Ditambah lagi, kontraktor juga hanya dikenakan denda keterlambatan sebesar Rp111.314.728,89 dengan alasan kelalaian rekanan dan adanya proyek Tahap 2, serta terdapat pekerjaan yang kurang atau tidak dikerjakan sebesar Rp405.027.292,22.
"Kami melihat, hasil laporan BPKP hanya mereview arahan teknis dari LPTS UBL, sehingga memutuskan proyek Pasar Pulungkencana dilakukan perbaikan dan perkuatan struktur, dengan pasangan baja pada atap dan dilakukan pada Februari 2021. Sedangkan penyimpangan pada pekerjaan Bore Pile yang menelan anggaran 13,9 miliar tidak tersentuh. Tentunya Proses perbaikan yang jauh dari harapan dan perbaikan juga dilakukan pada waktu menjelang berakhir masa jaminan," papar Dedi.
Merangkum pekerjaan hingga akhir tahun 2020, Proyek yang diakui Danang Wicaksana sebagai Manajer Proyek, bahwa anggaran 77 miliar hanya sebatas pekerjaan struktur saja, ternyata Dinas PUPR Tulangbawang Barat juga menggulirkan 3 buah proyek tahap 2, yaitu pekerjaan pembangunan Ground Water Thank (GWT), sumur bor, dan hydrant sebesar Rp966.276.000, Proyek listrik dan elektrikal senilai Rp1.927.196.000, dan proyek arsitektur tahap 2 Rp6.784.230.000,- diluar pekerjaan Brantas Abipraya.
"Jika di total ketiga proyek tahun 2020 di luar pekerjaan Brantas Abipraya dan dikerjakan perusahaan Labak Indah, Ali Sinergi dan Harbeka Mitra Persada mencapai Rp9.677.720.000, kemudian untuk tahun 2021 ada Pembangunan Lanjutan GWT dan Hydrant Pasar Pulungkencana senilai Rp1,6 miliar, Pekerjaan Lanjutan Listrik dan Pembangunan Rumah Genset Pasar Pulungkencana 1,7 miliar dan Pembangunan Pasar Pulungkencana Tahap III Rp4,3 miliar, dan sejumlah pekerjaan tambahan lainnya," Kata dedi
Dirinya mengatakan mereview Final Account Konsultan Pengawas dari PT Daya Cipta Dianrancana, terdapat tiga item pekerjaan yang menyimpang atau Deviasi, meliputi pekerjaan lantai dasar, pekerjaan lantai dua dan pekerjaan mekanikal elektrikal dan Plumbing.
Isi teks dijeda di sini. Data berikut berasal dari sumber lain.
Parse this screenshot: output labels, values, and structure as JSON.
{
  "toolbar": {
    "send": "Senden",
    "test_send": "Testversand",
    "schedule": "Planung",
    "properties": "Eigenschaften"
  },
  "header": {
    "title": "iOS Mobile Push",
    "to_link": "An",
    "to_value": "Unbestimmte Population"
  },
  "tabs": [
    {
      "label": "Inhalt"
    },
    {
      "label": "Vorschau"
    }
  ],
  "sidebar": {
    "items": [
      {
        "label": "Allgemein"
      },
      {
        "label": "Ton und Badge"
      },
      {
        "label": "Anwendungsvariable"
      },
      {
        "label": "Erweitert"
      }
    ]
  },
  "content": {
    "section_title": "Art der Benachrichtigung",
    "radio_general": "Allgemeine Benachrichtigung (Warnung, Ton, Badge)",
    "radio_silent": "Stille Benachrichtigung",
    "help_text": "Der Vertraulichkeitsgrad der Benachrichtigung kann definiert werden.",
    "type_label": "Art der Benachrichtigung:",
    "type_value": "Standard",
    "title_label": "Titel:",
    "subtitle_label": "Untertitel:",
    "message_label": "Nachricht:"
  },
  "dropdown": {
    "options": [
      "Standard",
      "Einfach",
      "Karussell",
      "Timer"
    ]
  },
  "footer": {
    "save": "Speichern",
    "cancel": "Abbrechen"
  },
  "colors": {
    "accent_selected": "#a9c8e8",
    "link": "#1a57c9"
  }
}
"Total penyimpangan berdasarkan hasil perhitungan Manajemen Konstruksi sebesar Rp9.292.310.022, dan anehnya hampir sama dengan uang yang belum dibayarkan ke Kontraktor sebesar Rp9.242.399.880. Angka itu kebetulan atau memang ada ahli matematikanya, saya yakin dan percaya itu benar-benar luar biasa," sambung Dedi.
Menurutnya, jika pemerintah daerah masih dibebankan pembiayaan puluhan miliar untuk menuntaskan proyek Pembangunan Pasar Pulungkencana diluar Rp77 miliar hingga layak fungsi dan layak operasi, kuat dugaan proyek tersebut berpotensi menimbulkan kerugian keuangan negara, yang dilakukan secara terstruktur dan masif.
"Kalau 77 miliar itu hanya struktur saja terlalu mahal, apalagi hasilnya tidak sesuai kontrak sedangkan menurut konsultan pengawas ada penyimpangan pekerjaan sebesar 9,2 miliar ditambah lagi Pemerintah Daerah kambali menganggarkan dari APBD tahun 2020 sebesar 9,67 miliar dan tahun 2021 sebesar 7,6 miliar untuk pekerjaan lanjutkan dan belasan miliar pekerjaan tambahan. Dan menurut kami pekerjaan menyimpang dan pekerjaan lanjutan adalah potensi kerugian keuangan," tegasnya.
Hingga kini, Proyek Pembangunan Pasar Pulungkencana masih terus dikerjakan dan telah memasuki pengerjaan tahap tiga dengan APBD 2021.